Tory Cabinet member has a number of reservations about Knowle relocation costs

Councillor Ian Thomas states on his blog:

… Cabinet has resolved that EDDC should leave its aging premises at The Knowle in Sidmouth, for a new much smaller purpose built office in Honiton and refurbished Exmouth Town Hall. A move, I understand originally mooted in 2008 and more actively pursued since 2011, has taken a large step forward.

Tonight this was overwhelmingly supported by a joint meeting of the Overview & Scrutiny and Audit & Governance Committees

A final decision will now be made by Full Council on 25th March.

Knowle Update

Pegasus Life has been appointed as preferred developer for The Knowle at an offer price between £7M and £8M, they are looking to providing a residential development of retirement and extra care facilities.

Not all of the Knowle site is to be sold, only the existing built area of 1.1ha and a further 0.8ha around the current buildings. This will leave the remaining area of over 3.5ha available for transfer to Sidmouth Town Council, to be managed as parkland.


A detailed analysis, professionally audited and assessed, concluded that all options to leave The Knowle are better than staying. The most cost effective, twin Honiton and Exmouth sites.

A budget of £2.2M representing the capital costs, less the capital receipts, was agreed to build the new accommodation and refurbish the existing Town Hall in Exmouth.

Moving from The Knowle is expected to save the council £6M over 20 years. It will also move council jobs from Sidmouth to Honiton and Exmouth, with the economic effect of the council’s activities retained within East Devon.

Sidmouth will share in the economic benefit of the project, through construction of the Pegasus development and activity of subsequent residents, Honiton and Exmouth from new offices and refurbishment.

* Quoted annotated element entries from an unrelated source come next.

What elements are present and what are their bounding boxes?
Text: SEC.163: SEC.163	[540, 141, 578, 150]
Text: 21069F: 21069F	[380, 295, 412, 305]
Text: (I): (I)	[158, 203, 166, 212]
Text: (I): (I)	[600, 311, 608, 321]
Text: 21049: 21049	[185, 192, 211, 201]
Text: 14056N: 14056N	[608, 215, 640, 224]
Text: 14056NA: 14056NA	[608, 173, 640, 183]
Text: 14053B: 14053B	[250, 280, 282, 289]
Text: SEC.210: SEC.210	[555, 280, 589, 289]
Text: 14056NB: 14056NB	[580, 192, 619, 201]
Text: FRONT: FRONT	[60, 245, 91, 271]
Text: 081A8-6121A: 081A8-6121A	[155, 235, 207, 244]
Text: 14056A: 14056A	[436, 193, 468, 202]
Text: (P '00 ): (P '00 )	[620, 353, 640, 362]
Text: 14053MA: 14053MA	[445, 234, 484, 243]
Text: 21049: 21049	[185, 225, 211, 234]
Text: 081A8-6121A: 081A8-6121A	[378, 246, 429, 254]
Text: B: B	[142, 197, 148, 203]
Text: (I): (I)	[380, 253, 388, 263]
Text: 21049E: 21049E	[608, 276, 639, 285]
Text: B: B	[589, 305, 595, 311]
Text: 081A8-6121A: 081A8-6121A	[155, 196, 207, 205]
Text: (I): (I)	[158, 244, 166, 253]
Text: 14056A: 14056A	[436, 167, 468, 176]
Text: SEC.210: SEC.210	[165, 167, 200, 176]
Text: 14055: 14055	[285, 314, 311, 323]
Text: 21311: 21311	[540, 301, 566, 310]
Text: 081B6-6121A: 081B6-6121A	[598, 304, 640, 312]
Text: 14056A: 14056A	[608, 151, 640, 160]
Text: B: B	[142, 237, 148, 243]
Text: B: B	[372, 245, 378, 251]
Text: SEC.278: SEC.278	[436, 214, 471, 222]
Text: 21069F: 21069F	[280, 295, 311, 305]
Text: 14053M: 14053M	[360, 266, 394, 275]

Short term borrowing will be required prior to receipt of proceeds from sale of the Knowle site.

Initially £9.2M, with an additional estimated interest of £0.3m. This represents a potential risk, in that if the council borrows this sum, but planning permission is not secured by Pegasus Life, then the sale of The Knowle would not progress or the Council potentially be left with large borrowing and a redundant Knowle site.

I was assured this risk would be minimised, in that no such short term borrowing would be entered into before a full, unconditional, contract between EDDC and Pegasus Life.

Once repayment of the short term loan has been completed, the Council will be left with a fixed interest loan of £2.1M over 20 years, which would attract interest of £0.6M.

Residual values

In the debate, I questioned how ‘residual values’ have been considered.

Using the construction estimate of £2,439/m2, and a building size of 2,776m2, overall construction costs at Honiton are expected to be £6.77M. However, the market value of the resulting premises is estimated to be only £3.25M. From an investment point of view, this indicates that there is an immediate deficit on the project, of £3.52M.

The senior financial officer explained ‘residual value’ had not been considered as part of the evaluation, as the project seeks to provide accommodation for the council to complete its own business, rather than as an investment.

A personal conclusion…

There is no doubt in my mind that current facilities at The Knowle are unsuitable to provide appropriate modern office accommodation for the authority over the next 20 years, as it remains essentially an aging converted hotel.

Considering the District with ‘fresh eyes’, there is clear logic in locating our main facilities in Honiton (geographic centre of the area) and Exmouth, as the main population centre.

Whilst the financial case in investment terms is not overly compelling, as a means of providing the appropriate accommodation in the right locations at a sensible cost, the proposed solution is attractive when compared to staying at The Knowle.

Papers presented to Cabinet and other Members recently are complex and extensive. Recognising that the relocation project has been in the stewardship of the Executive Group of just four senior Members since 2013, I proposed to Cabinet remaining Members should be invited to inspect the underlying model, figures and assumptions, in an informal session in advance of a final decision to be made by Full Council on the 25th March, to ensure that the best possible decision is reached.

I do hope that this invitation is taken up.

note: apparently, his Leader was rather irritated by his probing questions (see post below)

3 thoughts on “Tory Cabinet member has a number of reservations about Knowle relocation costs

  1. Pingback: EDDC Tories promise more ….. what exactly? | East Devon Watch
  2. All of what is going on at the Knowle has been long-winded and very hard for by-standers to understand what appears, some what trivial in the way it has been dealt with. But it has split the public’s vote down the middle.
    Surely it would be sensible to leave all big decisions such as selling the Knowle for Development, until after the Election.


  3. One wonders whether councillors have ever been in or are aware of the purpose-built offices (1978-83) which form the main working areas at Knowle and which in themselves contain nearly all the space the Council now claims it needs.